Я даже не знаю, как можно объяснить такую смерть. Когда Козельск пал, он действительно был залит кровью горожан, но не до такой степени, чтобы мальчик в ней утонул. Можно, конечно, отвергнуть данное свидетельство как нелепое, но дело в том, что оно зафиксировано практически во всех летописях, где рассказывается об обороне Козельска. Единственное, что приходит на ум, так это то, что маленький князь был захвачен живым и Батый придумал ему такую изуверскую казнь – утопить в чане с кровью, благо вокруг её было много.
И он повелел, чтоб свой гнев показать И страх по Руси всей навеять, Разрушить Козельск и с землею сровнять То место, где был он, сохой запахать И сорной травою засеять. Александр Навроцкий. Злой городСам город был разграблен и сожжён дотла, а орда двинулась дальше на юг: «Оттуда пошел Батый в Поле, в Половецкую землю» (Из Тверской летописи). Но гибель Козельска и героизм его защитников не были напрасны, именно благодаря его длительной обороне многие города Северской земли избежали разорения и гибели. Страшные потери в войсках, усталость простых воинов, необходимость пополнить конский состав вынудили Батыя поспешить в степи. У него просто не было другого выхода, и ни о каком продолжении боевых действий в данный момент даже речи не было.

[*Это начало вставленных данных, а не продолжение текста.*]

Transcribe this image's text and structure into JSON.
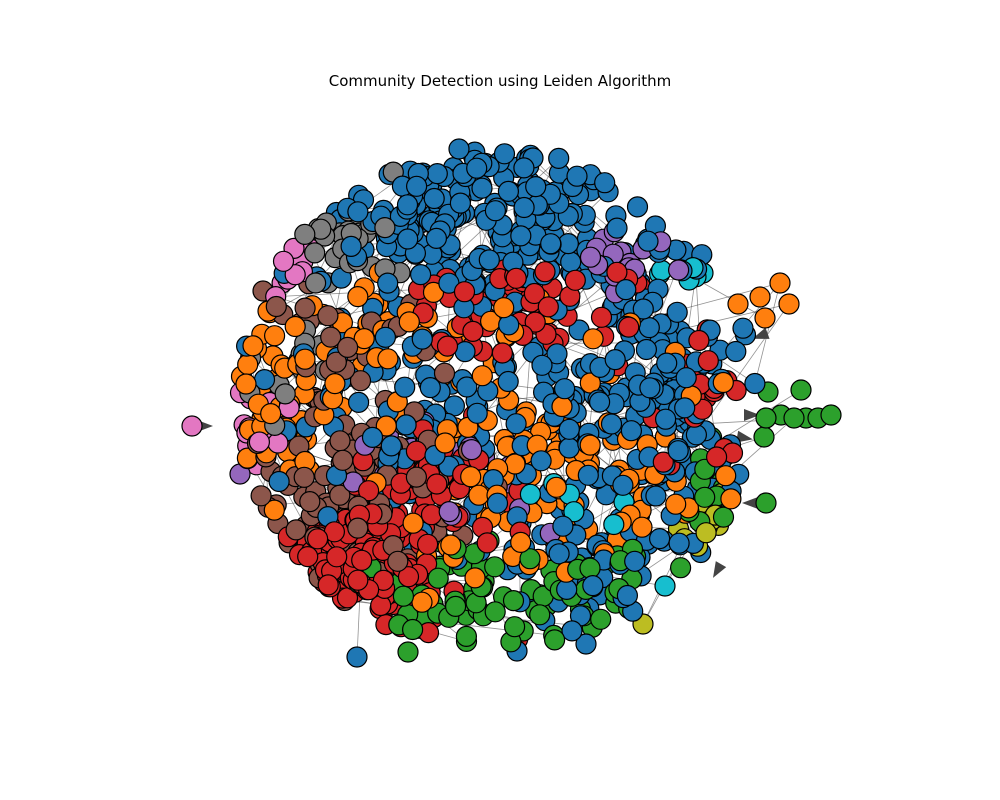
{
  "title": "Community Detection using Leiden Algorithm",
  "chart_data": {
    "type": "network",
    "title": "Community Detection using Leiden Algorithm",
    "directed": true,
    "axes_visible": false,
    "legend": "none",
    "node_style": {
      "edge_color": "#000000",
      "arrow_color": "#444444"
    },
    "communities": [
      {
        "id": 0,
        "color": "#1f77b4"
      },
      {
        "id": 1,
        "color": "#ff7f0e"
      },
      {
        "id": 2,
        "color": "#2ca02c"
      },
      {
        "id": 3,
        "color": "#d62728"
      },
      {
        "id": 4,
        "color": "#9467bd"
      },
      {
        "id": 5,
        "color": "#8c564b"
      },
      {
        "id": 6,
        "color": "#e377c2"
      },
      {
        "id": 7,
        "color": "#7f7f7f"
      },
      {
        "id": 8,
        "color": "#bcbd22"
      },
      {
        "id": 9,
        "color": "#17becf"
      }
    ]
  }
}
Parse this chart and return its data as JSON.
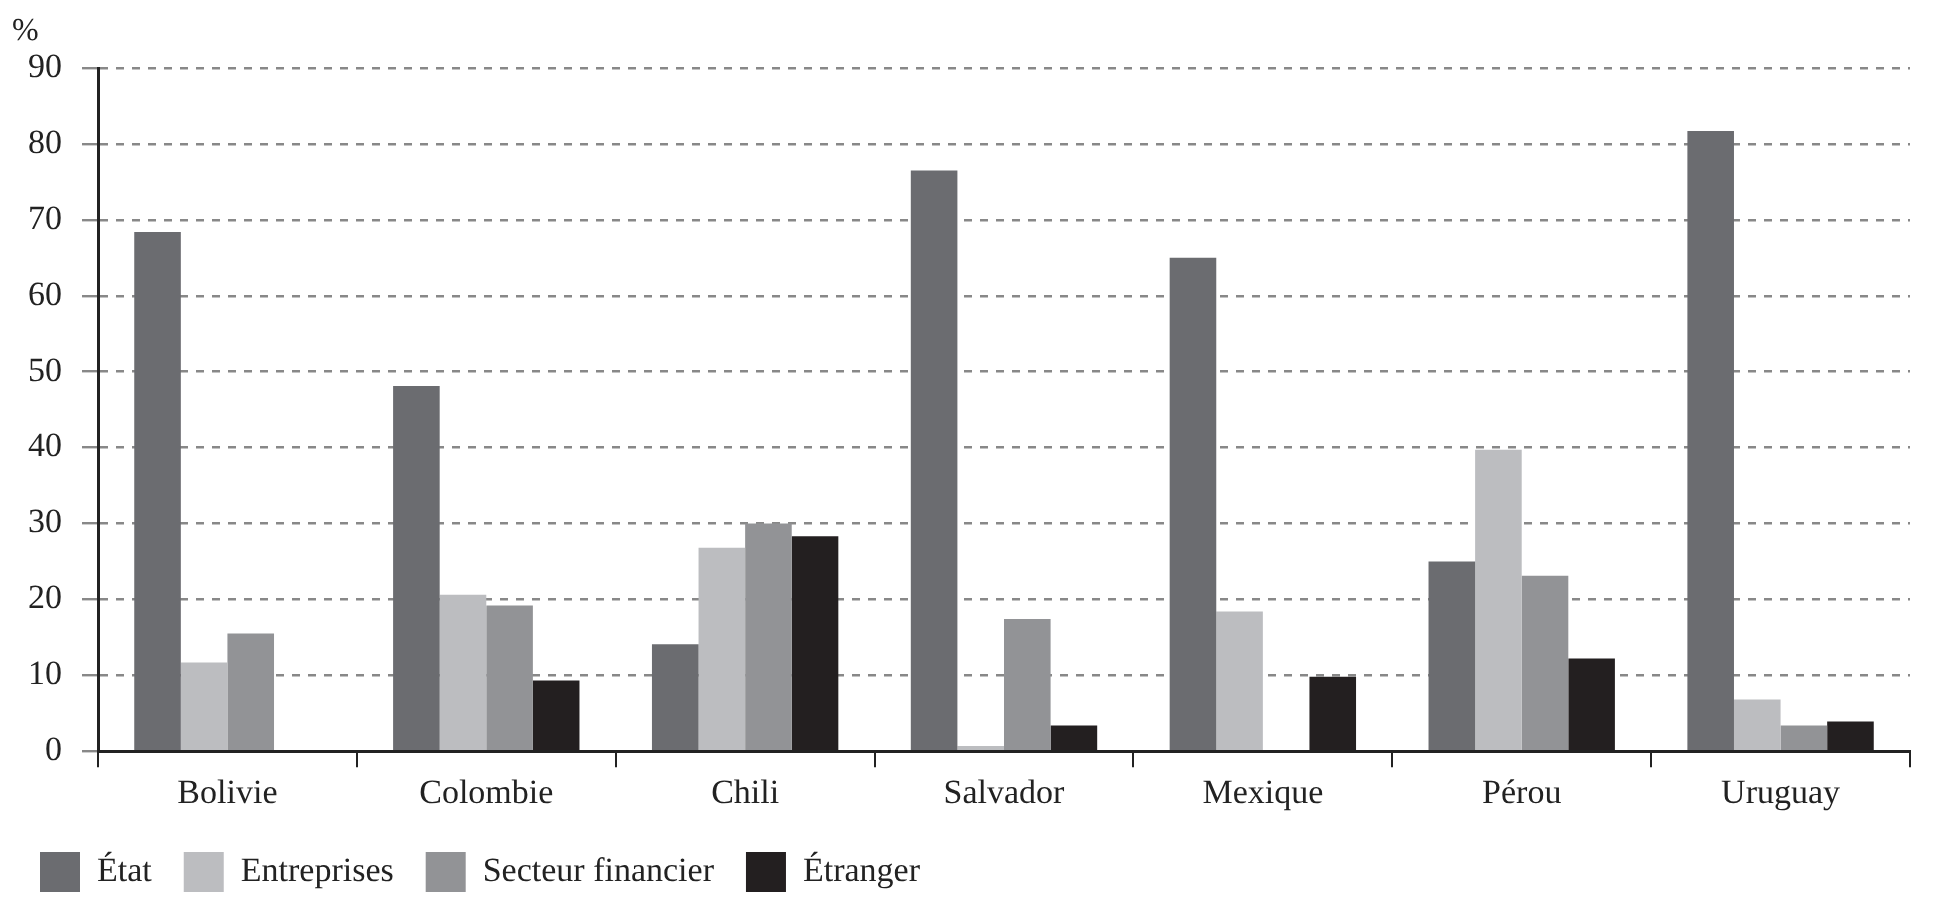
{
  "chart_data": {
    "type": "bar",
    "ylabel": "%",
    "categories": [
      "Bolivie",
      "Colombie",
      "Chili",
      "Salvador",
      "Mexique",
      "Pérou",
      "Uruguay"
    ],
    "series": [
      {
        "name": "État",
        "color": "#6b6c70",
        "values": [
          68.4,
          48.1,
          14.1,
          76.5,
          65.0,
          25.0,
          81.7
        ]
      },
      {
        "name": "Entreprises",
        "color": "#bcbdc0",
        "values": [
          11.7,
          20.6,
          26.8,
          0.7,
          18.4,
          39.7,
          6.8
        ]
      },
      {
        "name": "Secteur financier",
        "color": "#929396",
        "values": [
          15.5,
          19.2,
          30.0,
          17.4,
          null,
          23.1,
          3.4
        ]
      },
      {
        "name": "Étranger",
        "color": "#231f20",
        "values": [
          null,
          9.3,
          28.3,
          3.4,
          9.8,
          12.2,
          3.9
        ]
      }
    ],
    "ylim": [
      0,
      90
    ],
    "yticks": [
      0,
      10,
      20,
      30,
      40,
      50,
      60,
      70,
      80,
      90
    ],
    "grid": "y",
    "legend": "bottom left"
  }
}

Гигантская волна нашествия прокатилась по Северо-Восточной Руси и схлынула обратно в степь, оставив после себя лишь чёрные пепелища. Монголы ушли, как будто их и не было. На разорённых вторжением землях они не оставили оккупационных войск и не направили к уцелевшим русским князьям послов с какими-либо требованиями. Многим тогда показалось, что разгромленная и опустошенная Русь степняков больше не интересует. Но для народа, который пережил невиданный в своей истории погром, открытым оставался самый важный вопрос – вернется ли орда снова?
Избежали нашествия Новгород, Псков и Полоцк. Но господа-новгородцы и их соседи псковичи в данный момент вступали в затяжной конфликт со своими западными соседями, которые пользуясь ослаблением военного потенциала Руси, начнут активное наступление на Восток. Что же касается Полоцка, то ему уже самому не хватало сил для отражения литовской угрозы, которая принимала поистине катастрофические масштабы. Смоленск сумел отразить монголов и избежал разорения. На юге стоял Киев, пути к которому прикрывали неприступные цитадели Переяславля-Южного и Чернигова, служившие надежным щитом древней столице. За всю свою историю они ни разу не были взяты степняками. Зато Суздальская земля и Рязанское княжество лежали в руинах.
К моменту ухода Батыя в степи очень интересная ситуация сложилась в Южной и Юго-Западной Руси. В 1238 году Михаил Черниговский занял Киев и теперь мог располагать военным потенциалом всей Южной Руси. Даниил Галицкий наконец-то объединил под своей рукой Юго-Западную Русь, покончил с внутренними раздорами и мог целиком заняться подготовкой к отражению возможного монгольского вторжения. Дальнейшая судьба Русской земли зависела от того, сумеют ли князья грамотно распорядиться отпущенным им временем.
Список литературы
1. Андреев А. Великий князь Ярослав Всеволодович Переяславский. М.: Русская панорама, 1998.
2. Аннинский С. Известия венгерских миссионеров XIII–XIV вв. о татарах и Восточной Европе. Т. III. М.-Л., 1940.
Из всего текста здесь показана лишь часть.